Lucas Mary M, Schootman Mario, Laryea Jonathan A, Orcutt Sonia T, Li Chenghui, Ying Jun, Rumpel Jennifer A, Yang Christopher C
College of Computing and Informatics, Drexel University, Philadelphia, PA.
Division of Community Health and Research, Department of Internal Medicine, College of Medicine, the University of Arkansas for Medical Sciences, Springdale, AR.
JCO Clin Cancer Inform. 2024 Nov;8. doi: 10.1200/CCI.23.00194. Epub 2024 Oct 9.
Machine learning algorithms are used for predictive modeling in medicine, but studies often do not evaluate or report on the potential biases of the models. Our purpose was to develop clinical prediction models for readmission after surgery in colorectal cancer (CRC) patients and to examine their potential for racial bias.

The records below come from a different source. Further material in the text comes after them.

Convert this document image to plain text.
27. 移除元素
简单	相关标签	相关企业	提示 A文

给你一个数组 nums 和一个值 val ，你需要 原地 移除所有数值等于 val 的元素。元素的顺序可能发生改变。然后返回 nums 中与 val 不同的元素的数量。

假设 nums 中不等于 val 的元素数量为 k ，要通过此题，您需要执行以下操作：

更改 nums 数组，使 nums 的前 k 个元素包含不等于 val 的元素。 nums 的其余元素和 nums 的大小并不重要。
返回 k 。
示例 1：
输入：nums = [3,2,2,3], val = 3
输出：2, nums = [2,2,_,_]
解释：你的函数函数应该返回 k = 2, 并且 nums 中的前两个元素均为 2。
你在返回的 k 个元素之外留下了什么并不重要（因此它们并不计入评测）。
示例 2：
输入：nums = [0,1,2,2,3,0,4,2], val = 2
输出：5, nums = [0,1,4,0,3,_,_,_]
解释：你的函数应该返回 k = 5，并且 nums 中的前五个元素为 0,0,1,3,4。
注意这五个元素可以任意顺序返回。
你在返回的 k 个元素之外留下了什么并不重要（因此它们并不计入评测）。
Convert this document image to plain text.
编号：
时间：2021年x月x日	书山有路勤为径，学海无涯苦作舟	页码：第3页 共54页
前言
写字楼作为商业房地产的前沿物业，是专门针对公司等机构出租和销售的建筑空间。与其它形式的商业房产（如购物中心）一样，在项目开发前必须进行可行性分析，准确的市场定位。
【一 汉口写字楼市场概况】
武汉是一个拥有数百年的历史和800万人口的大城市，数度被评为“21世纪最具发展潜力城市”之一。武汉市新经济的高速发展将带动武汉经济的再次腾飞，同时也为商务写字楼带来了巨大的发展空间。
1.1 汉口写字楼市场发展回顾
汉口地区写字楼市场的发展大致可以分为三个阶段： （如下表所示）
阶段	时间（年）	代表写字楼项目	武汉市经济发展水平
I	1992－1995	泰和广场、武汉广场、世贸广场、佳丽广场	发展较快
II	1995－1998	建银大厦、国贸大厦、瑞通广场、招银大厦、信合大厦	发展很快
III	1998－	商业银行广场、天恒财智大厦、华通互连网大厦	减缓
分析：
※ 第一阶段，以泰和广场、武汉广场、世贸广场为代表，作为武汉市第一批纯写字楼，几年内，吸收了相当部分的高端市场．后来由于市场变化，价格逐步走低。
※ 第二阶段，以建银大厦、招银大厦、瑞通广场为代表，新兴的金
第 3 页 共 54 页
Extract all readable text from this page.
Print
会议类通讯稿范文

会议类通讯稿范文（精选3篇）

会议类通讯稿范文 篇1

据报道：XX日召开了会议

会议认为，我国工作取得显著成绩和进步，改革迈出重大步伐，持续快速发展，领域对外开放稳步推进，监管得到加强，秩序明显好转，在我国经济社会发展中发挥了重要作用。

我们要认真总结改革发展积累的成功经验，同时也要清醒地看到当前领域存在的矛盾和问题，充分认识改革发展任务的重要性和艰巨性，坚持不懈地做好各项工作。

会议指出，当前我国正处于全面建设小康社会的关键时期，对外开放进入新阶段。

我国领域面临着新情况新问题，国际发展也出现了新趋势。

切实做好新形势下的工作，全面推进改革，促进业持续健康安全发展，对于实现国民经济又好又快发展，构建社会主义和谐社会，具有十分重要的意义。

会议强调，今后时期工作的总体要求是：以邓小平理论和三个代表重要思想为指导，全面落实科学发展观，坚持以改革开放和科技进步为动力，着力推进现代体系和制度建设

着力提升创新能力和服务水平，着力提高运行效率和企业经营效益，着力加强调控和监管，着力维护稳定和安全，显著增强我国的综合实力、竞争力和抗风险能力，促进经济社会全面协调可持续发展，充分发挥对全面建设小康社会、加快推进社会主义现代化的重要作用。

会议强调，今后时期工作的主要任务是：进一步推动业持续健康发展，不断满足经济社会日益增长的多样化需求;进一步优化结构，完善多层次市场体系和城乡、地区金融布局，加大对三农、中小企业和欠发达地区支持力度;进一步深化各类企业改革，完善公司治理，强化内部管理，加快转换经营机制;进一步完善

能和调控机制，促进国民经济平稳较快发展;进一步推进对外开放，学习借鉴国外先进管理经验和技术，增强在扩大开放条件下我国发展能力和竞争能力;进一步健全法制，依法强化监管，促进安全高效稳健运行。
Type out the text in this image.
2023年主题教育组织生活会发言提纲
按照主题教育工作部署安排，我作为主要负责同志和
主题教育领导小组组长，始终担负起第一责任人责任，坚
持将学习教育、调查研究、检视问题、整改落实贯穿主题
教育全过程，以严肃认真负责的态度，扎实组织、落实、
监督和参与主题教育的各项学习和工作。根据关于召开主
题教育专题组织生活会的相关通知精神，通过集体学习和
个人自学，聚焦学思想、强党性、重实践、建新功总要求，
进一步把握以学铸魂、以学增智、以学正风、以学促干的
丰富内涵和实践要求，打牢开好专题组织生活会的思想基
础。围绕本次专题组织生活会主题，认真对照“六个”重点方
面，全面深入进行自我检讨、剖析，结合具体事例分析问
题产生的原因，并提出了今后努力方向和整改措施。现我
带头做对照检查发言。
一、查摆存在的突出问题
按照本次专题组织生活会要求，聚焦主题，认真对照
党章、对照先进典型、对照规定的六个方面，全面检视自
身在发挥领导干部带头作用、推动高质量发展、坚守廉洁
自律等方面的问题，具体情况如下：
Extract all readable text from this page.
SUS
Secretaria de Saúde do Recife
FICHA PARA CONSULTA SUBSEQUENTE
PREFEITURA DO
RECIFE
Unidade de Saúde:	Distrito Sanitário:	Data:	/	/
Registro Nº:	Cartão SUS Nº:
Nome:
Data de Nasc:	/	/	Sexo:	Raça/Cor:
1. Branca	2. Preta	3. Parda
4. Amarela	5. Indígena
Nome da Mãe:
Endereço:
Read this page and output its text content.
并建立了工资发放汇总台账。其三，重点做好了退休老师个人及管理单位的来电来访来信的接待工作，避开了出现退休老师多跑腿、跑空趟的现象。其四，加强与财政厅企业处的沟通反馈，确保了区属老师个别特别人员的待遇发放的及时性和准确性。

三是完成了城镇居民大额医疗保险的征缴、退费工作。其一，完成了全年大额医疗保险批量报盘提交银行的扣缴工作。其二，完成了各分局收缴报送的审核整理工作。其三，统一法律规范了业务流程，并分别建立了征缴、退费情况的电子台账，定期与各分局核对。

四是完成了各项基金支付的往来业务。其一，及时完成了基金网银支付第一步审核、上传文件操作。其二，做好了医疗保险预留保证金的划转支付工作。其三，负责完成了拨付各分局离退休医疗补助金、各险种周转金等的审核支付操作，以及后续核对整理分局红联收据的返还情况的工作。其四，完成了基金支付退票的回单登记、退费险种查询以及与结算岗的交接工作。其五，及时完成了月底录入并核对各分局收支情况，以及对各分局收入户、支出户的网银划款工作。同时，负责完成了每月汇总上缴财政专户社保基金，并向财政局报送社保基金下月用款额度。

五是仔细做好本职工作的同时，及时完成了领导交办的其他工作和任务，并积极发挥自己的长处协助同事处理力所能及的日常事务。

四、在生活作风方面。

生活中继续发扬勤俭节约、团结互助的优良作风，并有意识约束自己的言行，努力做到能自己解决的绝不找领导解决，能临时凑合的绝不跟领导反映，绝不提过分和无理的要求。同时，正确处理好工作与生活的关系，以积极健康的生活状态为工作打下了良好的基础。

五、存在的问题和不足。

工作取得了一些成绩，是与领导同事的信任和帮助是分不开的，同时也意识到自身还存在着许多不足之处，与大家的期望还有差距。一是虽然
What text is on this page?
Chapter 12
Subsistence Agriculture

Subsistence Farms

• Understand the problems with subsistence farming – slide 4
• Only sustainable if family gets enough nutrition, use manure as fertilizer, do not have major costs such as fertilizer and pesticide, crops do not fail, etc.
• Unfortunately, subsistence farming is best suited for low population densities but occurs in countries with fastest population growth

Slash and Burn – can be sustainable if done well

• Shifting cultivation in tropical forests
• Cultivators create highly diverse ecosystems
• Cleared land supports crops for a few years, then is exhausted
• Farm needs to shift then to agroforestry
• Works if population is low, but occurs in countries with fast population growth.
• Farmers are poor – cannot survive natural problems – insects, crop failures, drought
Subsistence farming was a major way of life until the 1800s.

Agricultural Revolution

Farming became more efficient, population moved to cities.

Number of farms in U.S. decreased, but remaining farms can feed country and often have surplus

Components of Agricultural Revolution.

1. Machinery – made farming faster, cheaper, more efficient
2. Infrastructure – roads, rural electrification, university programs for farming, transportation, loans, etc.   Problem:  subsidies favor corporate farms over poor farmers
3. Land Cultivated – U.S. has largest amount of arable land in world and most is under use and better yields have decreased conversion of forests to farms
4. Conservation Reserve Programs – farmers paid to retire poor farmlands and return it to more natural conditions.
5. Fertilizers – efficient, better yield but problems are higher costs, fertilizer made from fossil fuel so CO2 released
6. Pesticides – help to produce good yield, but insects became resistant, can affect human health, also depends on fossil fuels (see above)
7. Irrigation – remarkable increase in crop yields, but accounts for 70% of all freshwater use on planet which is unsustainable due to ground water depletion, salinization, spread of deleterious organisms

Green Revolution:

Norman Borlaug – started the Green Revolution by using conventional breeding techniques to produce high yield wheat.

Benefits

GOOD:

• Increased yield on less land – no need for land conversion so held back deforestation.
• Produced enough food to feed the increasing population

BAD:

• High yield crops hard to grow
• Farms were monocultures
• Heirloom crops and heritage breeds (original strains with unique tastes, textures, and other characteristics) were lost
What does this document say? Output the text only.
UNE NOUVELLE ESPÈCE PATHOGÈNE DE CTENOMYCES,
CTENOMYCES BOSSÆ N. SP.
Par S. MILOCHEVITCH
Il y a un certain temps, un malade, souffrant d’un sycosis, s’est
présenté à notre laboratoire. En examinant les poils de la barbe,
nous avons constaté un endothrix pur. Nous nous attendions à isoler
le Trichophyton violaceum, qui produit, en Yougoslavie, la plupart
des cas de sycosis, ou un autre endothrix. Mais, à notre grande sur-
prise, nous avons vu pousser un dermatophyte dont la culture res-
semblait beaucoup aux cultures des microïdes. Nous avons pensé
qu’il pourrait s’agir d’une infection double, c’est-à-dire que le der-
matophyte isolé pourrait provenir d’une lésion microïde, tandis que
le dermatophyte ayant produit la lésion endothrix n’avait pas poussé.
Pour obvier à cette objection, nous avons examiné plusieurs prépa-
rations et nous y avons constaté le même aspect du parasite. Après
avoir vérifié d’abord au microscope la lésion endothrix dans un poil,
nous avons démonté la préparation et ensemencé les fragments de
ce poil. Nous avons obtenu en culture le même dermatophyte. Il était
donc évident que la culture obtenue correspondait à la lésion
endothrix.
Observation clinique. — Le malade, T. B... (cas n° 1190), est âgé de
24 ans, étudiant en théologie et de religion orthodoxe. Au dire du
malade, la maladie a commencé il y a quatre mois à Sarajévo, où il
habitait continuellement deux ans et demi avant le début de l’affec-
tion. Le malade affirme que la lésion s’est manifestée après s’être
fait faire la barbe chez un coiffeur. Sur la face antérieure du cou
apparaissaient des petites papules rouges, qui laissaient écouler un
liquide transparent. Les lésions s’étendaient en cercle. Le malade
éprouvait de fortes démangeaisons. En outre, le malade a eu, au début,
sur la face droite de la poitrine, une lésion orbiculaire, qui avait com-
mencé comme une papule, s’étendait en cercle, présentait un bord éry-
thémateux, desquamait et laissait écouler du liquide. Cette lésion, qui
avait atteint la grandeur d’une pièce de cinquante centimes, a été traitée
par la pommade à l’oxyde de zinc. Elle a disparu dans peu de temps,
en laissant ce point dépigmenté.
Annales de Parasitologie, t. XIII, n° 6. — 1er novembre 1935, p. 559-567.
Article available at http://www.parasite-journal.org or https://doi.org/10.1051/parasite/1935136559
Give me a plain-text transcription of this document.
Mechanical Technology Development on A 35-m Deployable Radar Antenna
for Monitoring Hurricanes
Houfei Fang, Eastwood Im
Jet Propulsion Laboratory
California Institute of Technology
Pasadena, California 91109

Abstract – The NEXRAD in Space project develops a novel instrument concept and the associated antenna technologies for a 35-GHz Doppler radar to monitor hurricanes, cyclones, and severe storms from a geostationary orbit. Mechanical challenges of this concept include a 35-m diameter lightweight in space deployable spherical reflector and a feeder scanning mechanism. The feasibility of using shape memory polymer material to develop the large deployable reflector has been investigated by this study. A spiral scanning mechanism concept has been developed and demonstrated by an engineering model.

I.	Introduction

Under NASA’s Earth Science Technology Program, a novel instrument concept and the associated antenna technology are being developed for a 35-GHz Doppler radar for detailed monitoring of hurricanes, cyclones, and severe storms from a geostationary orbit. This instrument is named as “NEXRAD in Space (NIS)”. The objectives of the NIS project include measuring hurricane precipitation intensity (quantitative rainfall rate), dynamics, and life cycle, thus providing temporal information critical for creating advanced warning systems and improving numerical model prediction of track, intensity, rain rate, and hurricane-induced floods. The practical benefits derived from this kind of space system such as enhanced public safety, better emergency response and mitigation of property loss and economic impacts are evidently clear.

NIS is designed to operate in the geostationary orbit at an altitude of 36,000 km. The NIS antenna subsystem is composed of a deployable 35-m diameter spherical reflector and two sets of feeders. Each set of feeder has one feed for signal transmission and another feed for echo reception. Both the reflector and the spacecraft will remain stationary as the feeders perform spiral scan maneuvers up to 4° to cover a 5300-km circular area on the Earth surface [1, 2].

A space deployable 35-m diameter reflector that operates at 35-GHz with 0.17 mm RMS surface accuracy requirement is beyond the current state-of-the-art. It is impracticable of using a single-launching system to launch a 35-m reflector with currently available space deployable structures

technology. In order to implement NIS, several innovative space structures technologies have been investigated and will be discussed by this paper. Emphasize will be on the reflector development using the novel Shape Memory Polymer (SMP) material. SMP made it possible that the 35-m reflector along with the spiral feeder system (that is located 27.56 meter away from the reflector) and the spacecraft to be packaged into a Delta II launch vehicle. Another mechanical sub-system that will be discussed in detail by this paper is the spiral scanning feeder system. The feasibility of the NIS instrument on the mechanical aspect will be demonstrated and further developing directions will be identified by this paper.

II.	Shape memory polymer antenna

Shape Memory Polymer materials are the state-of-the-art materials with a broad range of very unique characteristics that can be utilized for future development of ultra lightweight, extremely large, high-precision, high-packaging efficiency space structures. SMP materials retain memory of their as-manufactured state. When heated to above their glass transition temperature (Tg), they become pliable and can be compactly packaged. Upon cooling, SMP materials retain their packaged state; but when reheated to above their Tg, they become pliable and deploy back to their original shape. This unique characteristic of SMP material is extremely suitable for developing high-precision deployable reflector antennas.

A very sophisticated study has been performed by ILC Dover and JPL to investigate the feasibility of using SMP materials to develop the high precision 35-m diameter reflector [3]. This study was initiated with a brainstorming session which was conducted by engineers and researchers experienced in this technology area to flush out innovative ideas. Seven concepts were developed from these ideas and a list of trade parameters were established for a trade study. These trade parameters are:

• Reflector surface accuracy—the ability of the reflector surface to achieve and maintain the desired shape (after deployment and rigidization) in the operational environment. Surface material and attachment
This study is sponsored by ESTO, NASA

We used the 2012-2020 American College of Surgeons' National Surgical Quality Improvement Program (ACS-NSQIP) Participant Use File and Targeted Colectomy File. Patients were categorized into four race groups - White, Black or African American, Other, and Unknown/Not Reported. Potential predictive features were identified from studies of risk factors of 30-day readmission in CRC patients. We compared four machine learning-based methods - logistic regression (LR), multilayer perceptron (MLP), random forest (RF), and XGBoost (XGB). Model bias was assessed using false negative rate (FNR) difference, false positive rate (FPR) difference, and disparate impact.
In all, 112,077 patients were included, 67.2% of whom were White, 9.2% Black, 5.6% Other race, and 18% with race not recorded. There were significant differences in the AUROC, FPR and FNR between race groups across all models. Notably, patients in the 'Other' race category had higher FNR compared to Black patients in all but the XGB model, while Black patients had higher FPR than White patients in some models. Patients in the 'Other' category consistently had the lowest FPR. Applying the 80% rule for disparate impact, the models consistently met the threshold for unfairness for the 'Other' race category.
Predictive models for 30-day readmission after colorectal surgery may perform unequally for different race groups, potentially propagating to inequalities in delivery of care and patient outcomes if the predictions from these models are used to direct care.
机器学习算法用于医学预测建模,但研究往往未对模型的潜在偏差进行评估或报告。我们的目的是开发结直肠癌(CRC)患者术后再入院的临床预测模型,并检验其存在种族偏差的可能性。
我们使用了2012 - 2020年美国外科医师学会国家外科质量改进计划(ACS - NSQIP)参与者使用文件和靶向结肠切除术文件。患者被分为四个种族组——白人、黑人或非裔美国人、其他种族以及未知/未报告。从CRC患者30天再入院危险因素的研究中确定潜在的预测特征。我们比较了四种基于机器学习的方法——逻辑回归(LR)、多层感知器(MLP)、随机森林(RF)和XGBoost(XGB)。使用假阴性率(FNR)差异、假阳性率(FPR)差异和差异影响来评估模型偏差。
总共纳入了112,077名患者,其中67.2%为白人,9.2%为黑人,5.6%为其他种族,18%的患者种族未记录。所有模型中不同种族组之间的曲线下面积(AUROC)、FPR和FNR存在显著差异。值得注意的是,除XGB模型外,在所有模型中,“其他”种族类别的患者FNR高于黑人患者,而在某些模型中,黑人患者的FPR高于白人患者。“其他”类别患者的FPR始终最低。应用差异影响的80%规则,这些模型始终达到“其他”种族类别不公平的阈值。
结直肠手术后30天再入院的预测模型在不同种族组中的表现可能不同,如果将这些模型的预测用于指导护理,可能会导致护理提供和患者结局方面的不平等。